Attached to her aft masts, a hundred feet above the deck, and a good thirty feet above the height of most crow’s-nests, were two barrels in which would be stationed “ice spotters” who would have to scan the sea ahead of us through billowing black smoke from the stack in front of them.
We left North Sydney on July 14, crossed the Gulf of St. Lawrence, followed the northwest coast of Newfoundland
to the Straits of Belle Isle. On July 21, we rounded Cape Ray Light, on the south coast of Labrador, and, after putting some of the hunters ashore, set out for Greenland’s Cape Farewell, across the ice-strewn Sea of Labrador.
On the south coast of Greenland, we put in at Godhavn, where the rest of the hunters went ashore and the Danish governor told Dr. Cook he had no news of Peary. Some Eskimos there said that Peary and his ship, the Windward, were lost, but Mrs. Peary and her little girl were safe at Upernavik.

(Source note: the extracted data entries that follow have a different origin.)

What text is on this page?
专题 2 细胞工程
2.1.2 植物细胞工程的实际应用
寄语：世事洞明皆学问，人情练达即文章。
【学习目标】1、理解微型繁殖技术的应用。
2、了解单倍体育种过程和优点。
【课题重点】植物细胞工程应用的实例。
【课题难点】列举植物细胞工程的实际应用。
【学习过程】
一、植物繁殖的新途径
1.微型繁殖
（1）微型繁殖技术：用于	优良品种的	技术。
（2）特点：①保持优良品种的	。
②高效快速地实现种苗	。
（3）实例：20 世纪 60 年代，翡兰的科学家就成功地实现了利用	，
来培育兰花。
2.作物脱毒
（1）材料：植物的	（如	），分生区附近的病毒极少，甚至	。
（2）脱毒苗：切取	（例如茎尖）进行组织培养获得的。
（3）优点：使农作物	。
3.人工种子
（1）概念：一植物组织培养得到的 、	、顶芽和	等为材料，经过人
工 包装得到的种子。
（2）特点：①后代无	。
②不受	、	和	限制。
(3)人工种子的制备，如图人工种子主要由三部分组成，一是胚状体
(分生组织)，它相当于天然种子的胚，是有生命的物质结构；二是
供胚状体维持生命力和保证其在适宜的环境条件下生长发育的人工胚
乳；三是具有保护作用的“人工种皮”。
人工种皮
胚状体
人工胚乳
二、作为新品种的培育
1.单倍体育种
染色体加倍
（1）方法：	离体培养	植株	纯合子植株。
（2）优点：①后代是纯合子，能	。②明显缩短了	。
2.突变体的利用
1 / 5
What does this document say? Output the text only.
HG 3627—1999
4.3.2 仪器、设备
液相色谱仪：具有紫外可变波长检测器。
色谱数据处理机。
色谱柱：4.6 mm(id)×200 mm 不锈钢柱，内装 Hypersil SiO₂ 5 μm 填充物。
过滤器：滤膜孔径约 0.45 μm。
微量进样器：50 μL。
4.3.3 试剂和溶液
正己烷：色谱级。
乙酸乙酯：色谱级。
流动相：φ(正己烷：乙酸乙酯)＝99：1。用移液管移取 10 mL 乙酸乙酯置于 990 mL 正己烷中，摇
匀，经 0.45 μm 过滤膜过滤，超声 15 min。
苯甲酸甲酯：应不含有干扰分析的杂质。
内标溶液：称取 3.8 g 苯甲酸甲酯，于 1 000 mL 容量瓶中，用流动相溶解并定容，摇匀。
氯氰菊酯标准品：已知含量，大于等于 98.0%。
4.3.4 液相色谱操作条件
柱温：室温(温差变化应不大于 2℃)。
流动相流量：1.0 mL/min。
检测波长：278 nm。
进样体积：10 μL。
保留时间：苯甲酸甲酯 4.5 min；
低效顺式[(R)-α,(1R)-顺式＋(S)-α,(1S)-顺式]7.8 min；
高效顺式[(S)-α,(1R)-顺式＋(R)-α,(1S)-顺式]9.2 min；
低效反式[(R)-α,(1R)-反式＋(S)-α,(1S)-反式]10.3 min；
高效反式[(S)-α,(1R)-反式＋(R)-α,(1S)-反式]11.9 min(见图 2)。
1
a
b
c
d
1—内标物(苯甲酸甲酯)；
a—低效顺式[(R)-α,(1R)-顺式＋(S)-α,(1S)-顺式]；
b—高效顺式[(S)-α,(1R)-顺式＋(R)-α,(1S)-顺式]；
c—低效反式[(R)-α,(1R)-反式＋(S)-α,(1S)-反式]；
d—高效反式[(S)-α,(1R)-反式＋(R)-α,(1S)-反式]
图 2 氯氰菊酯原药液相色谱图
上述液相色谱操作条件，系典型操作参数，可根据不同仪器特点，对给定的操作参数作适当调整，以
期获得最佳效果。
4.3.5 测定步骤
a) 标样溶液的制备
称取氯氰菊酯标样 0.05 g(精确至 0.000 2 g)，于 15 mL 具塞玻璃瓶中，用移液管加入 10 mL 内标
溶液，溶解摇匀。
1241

To reach Upernavik, we had to cross the Umanak Fiord. As there was almost no chance that we would encounter ice of any thickness in the fiord, the ice pilots came down from their masts. At my request, Dr. Cook convinced Captain Blakeney to let us climb up and stand in the barrels. Only because the water was so calm would he allow it, he said, though my impression was that he would have taken any request of Dr. Cook’s as an order. A Canadian, he had been hired on short notice, having spent the past ten years painting houses, a vocation he discovered when he was fired from the navy.
Dr. Cook and I ascended the mast ladders together, Dr. Cook waiting for me when I lagged behind. On his instructions, I stared at the rungs and at my hands to keep from getting dizzy. Even though there was no wind, the ship rolled some from side to side on a tidal swell that on deck I had barely noticed—rolled more and more, it seemed, the higher up we went, the cross spars creaking from the weight of the furled sails, my mast swaying like the tree it once was until it seemed certain it would snap off beneath my feet and fall with me still climbing it, still riding on the rungs.